Cultures Collide

On an October day in 1769, native villagers living on the coast south of San Francisco Bay welcomed a party of Spanish explorers under the command of Gaspár de Portolá. This was one of the first documented encounters between Bay Area people and Europeans, and it foreshadowed the total disruption of traditional native life in central California: In less than 30 years the Spanish would establish military presidios, civilian pueblos, and Catholic missions all around the Bay.

The many people who lived along the Marsh Creek drainage were called Volvons—one of the related groups who were called Yokuts by early linguists (scientists who study languages). This drawing was done between 1803 and 1807 and is of Indians dancing at Mission San Jose.
Drawing by German Artist Tilesius van Tilenau. Courtesy of the Bancroft Library, University of California, Berkeley.
From 1803 to 1808, more than 100 Volvons would be baptized at Mission San José or Mission San Francisco de Asis. All along the East Bay and inland toward the San Joaquin Valley, native villages were deserted as people migrated to the missions—some willingly, others not:

José and Lupe were born at a village about three miles northwest of the Marsh stone house. They showed me the place. I was there with them several times and I heard their story each time. The Spanish Cavalry raided the village in the early morning. They came in shooting, then chased the Indians and cut them down with espadas (sabres). They caught José and Lupe and about ten other young Indians…They tied them to a reata and led and herded them to Misión San José.

José Antonio Águila
(as quoted in Frank F. Latta’s Handbook of Yokuts Indians)

At the same time hundreds of native people, both inside the missions and out, died during epidemics of measles, typhus, and other European diseases.
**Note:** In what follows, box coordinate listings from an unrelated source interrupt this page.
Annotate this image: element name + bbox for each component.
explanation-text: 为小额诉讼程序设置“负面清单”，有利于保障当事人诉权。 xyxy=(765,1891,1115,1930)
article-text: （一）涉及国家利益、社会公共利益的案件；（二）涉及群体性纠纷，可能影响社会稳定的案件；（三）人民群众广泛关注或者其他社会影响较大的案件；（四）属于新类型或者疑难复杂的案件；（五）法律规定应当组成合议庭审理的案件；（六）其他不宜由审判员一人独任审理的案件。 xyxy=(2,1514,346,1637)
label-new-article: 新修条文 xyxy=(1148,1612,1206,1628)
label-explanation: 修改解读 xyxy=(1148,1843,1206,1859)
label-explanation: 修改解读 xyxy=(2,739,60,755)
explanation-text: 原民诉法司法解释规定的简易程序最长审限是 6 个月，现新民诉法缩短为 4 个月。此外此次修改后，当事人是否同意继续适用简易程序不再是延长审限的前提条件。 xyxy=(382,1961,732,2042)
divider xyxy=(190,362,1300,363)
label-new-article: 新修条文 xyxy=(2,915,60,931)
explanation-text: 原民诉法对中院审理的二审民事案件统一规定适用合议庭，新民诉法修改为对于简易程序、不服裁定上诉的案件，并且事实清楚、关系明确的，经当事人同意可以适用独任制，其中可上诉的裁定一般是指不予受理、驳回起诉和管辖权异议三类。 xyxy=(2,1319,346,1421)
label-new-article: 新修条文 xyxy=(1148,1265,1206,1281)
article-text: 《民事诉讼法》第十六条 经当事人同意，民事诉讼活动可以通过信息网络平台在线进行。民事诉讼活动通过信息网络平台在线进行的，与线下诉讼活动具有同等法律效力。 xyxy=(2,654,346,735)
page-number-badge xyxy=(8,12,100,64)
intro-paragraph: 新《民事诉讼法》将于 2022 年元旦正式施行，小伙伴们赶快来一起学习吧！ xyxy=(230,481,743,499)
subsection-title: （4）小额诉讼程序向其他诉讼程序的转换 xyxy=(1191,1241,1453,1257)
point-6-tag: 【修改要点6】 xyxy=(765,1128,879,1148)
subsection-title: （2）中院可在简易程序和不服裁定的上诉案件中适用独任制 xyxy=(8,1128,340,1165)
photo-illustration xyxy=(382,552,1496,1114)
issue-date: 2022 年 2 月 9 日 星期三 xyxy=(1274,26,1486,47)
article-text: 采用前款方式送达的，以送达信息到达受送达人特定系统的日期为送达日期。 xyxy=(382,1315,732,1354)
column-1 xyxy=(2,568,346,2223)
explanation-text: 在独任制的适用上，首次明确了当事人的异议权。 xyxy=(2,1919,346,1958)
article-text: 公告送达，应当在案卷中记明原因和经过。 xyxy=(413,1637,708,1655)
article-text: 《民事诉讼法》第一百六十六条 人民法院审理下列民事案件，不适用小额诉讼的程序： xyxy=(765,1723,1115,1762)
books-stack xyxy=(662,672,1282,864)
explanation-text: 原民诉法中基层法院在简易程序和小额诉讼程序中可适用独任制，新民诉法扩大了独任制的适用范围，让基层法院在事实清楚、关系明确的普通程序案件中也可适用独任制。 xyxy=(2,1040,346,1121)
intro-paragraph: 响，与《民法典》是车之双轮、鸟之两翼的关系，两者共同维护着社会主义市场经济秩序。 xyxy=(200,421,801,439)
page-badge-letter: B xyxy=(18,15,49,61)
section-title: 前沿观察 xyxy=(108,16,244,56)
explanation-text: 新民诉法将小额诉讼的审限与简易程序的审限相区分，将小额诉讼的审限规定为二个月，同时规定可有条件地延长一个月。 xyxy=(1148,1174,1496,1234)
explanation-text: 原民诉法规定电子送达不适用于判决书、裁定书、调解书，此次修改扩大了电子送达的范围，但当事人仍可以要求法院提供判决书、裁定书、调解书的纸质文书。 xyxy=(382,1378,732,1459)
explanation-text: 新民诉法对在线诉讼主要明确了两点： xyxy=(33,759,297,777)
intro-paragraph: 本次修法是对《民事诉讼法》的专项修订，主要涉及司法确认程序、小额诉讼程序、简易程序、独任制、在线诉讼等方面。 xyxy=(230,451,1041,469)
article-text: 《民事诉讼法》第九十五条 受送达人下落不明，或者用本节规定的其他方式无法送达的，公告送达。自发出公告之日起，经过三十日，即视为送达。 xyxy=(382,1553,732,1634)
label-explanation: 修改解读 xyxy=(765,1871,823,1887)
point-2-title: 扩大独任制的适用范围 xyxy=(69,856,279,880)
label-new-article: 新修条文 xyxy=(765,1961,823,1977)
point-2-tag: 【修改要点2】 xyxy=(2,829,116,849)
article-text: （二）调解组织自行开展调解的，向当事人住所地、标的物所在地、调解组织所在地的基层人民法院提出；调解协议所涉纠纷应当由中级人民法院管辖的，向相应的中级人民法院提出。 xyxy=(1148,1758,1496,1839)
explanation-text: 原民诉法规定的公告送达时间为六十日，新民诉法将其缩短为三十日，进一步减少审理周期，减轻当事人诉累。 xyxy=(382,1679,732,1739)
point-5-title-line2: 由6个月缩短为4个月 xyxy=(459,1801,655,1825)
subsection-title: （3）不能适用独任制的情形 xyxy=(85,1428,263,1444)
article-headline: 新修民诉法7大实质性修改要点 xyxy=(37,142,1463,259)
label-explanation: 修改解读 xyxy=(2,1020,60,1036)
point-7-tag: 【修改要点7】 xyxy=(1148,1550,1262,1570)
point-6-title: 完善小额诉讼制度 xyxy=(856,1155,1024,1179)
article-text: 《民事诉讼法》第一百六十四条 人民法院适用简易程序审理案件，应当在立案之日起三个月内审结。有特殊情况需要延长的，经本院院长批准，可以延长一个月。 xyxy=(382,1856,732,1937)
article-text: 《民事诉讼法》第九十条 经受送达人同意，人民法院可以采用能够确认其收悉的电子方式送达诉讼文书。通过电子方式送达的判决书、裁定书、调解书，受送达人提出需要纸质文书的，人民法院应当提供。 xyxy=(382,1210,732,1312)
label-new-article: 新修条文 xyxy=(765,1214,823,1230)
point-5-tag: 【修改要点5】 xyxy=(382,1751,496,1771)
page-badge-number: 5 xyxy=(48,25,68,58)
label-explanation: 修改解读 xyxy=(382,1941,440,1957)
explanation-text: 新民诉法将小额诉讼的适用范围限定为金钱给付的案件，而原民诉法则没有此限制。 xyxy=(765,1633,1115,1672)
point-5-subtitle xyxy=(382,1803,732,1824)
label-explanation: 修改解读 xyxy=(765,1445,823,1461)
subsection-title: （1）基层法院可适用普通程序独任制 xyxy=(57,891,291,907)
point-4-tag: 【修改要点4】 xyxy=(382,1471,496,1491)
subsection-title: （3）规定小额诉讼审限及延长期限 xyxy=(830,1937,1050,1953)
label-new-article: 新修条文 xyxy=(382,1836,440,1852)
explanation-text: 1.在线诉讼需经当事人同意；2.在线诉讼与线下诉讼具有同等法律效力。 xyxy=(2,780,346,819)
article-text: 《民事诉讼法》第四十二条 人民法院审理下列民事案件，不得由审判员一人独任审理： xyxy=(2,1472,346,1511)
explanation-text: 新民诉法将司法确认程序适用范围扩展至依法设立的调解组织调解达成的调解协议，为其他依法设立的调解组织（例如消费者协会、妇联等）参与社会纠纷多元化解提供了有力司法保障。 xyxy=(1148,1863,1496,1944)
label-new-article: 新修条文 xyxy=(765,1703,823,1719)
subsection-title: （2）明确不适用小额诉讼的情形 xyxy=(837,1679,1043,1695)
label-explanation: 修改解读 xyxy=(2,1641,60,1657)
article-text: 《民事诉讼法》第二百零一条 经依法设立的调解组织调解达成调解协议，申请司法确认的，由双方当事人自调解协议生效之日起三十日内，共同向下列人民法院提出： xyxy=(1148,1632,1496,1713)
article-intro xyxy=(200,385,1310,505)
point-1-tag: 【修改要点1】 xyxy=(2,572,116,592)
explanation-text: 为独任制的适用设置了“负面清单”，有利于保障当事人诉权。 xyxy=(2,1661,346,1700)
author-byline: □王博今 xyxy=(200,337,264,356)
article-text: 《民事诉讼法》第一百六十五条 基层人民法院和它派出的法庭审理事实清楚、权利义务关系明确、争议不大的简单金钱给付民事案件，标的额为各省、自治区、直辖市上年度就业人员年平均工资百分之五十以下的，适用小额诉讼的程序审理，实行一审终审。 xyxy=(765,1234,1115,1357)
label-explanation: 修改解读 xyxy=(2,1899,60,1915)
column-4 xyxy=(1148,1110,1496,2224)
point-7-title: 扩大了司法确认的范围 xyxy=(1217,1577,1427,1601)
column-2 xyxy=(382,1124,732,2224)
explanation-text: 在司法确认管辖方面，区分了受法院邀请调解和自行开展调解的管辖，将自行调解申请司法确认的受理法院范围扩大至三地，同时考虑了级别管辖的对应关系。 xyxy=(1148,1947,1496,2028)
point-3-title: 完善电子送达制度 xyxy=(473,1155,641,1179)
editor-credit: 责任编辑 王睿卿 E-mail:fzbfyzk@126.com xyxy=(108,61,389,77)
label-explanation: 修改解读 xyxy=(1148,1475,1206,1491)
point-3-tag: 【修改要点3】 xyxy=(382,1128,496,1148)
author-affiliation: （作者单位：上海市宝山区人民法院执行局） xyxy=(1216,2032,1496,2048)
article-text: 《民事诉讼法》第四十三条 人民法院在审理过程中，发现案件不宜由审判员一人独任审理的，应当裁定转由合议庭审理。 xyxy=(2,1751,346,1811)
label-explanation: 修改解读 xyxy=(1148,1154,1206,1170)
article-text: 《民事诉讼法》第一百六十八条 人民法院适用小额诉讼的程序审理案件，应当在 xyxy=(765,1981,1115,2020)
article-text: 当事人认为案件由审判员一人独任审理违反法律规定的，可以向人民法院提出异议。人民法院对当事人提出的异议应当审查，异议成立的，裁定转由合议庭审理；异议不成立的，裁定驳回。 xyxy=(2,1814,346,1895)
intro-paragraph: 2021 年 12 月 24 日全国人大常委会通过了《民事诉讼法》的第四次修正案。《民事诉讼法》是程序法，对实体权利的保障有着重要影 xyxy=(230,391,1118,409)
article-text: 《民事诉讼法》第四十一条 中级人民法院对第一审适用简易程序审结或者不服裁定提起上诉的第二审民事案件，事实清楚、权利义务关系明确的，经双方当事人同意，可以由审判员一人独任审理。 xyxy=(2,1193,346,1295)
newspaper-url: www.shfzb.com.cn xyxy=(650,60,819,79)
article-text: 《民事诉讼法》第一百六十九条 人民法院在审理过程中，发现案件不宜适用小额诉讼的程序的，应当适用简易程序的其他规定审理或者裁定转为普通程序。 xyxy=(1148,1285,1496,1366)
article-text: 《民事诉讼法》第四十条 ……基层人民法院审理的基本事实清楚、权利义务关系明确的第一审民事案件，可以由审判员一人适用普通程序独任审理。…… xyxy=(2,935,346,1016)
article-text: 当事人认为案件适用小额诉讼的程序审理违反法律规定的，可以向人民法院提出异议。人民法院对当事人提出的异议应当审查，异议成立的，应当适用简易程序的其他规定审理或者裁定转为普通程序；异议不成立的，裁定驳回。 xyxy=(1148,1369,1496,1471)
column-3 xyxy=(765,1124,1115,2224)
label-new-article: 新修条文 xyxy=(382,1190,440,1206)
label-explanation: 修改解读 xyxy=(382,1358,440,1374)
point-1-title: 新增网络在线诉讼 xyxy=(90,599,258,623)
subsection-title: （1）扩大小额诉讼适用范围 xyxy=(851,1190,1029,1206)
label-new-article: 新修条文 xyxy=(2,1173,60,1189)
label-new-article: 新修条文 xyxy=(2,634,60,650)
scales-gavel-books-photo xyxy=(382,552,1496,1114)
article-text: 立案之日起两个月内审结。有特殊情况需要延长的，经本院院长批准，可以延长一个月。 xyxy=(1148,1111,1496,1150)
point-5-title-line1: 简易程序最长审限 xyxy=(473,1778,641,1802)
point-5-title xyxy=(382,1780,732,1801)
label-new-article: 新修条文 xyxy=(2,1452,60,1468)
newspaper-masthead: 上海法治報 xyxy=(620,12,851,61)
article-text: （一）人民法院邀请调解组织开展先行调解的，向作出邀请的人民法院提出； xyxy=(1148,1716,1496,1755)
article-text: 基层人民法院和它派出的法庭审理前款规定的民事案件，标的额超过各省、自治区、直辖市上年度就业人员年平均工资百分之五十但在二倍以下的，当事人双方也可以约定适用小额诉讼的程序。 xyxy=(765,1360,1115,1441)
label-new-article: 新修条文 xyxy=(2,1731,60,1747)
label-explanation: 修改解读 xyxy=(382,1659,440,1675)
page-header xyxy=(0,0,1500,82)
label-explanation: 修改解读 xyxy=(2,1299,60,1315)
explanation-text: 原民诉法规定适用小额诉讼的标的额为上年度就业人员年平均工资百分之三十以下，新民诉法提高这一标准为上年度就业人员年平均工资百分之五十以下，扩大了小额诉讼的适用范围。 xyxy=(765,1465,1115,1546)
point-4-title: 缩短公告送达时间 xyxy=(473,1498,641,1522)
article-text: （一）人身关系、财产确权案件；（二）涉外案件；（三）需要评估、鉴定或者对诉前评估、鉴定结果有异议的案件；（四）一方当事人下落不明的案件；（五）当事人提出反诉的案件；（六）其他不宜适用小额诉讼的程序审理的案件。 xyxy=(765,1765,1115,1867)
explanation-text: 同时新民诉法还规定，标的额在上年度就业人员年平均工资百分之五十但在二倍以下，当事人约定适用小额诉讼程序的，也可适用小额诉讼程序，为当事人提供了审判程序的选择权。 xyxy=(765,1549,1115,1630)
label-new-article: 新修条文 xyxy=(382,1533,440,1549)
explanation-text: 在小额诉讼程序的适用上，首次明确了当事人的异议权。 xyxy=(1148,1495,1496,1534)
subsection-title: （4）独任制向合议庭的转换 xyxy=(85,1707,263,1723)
By 1836 when the missions were secularized and stopped converting Natives, their populations were decimated and their traditional village life destroyed. Some of those who did survive made their way back to their deserted villages. When John Marsh took possession of Rancho de los Meganos in 1838, he found a small group of Volvons living there, only 30 miles from Mission San José.

Drawing of Mission San Jose about 1856. By Henry Miller. Courtesy of the Bancroft Library, University of California, Berkeley.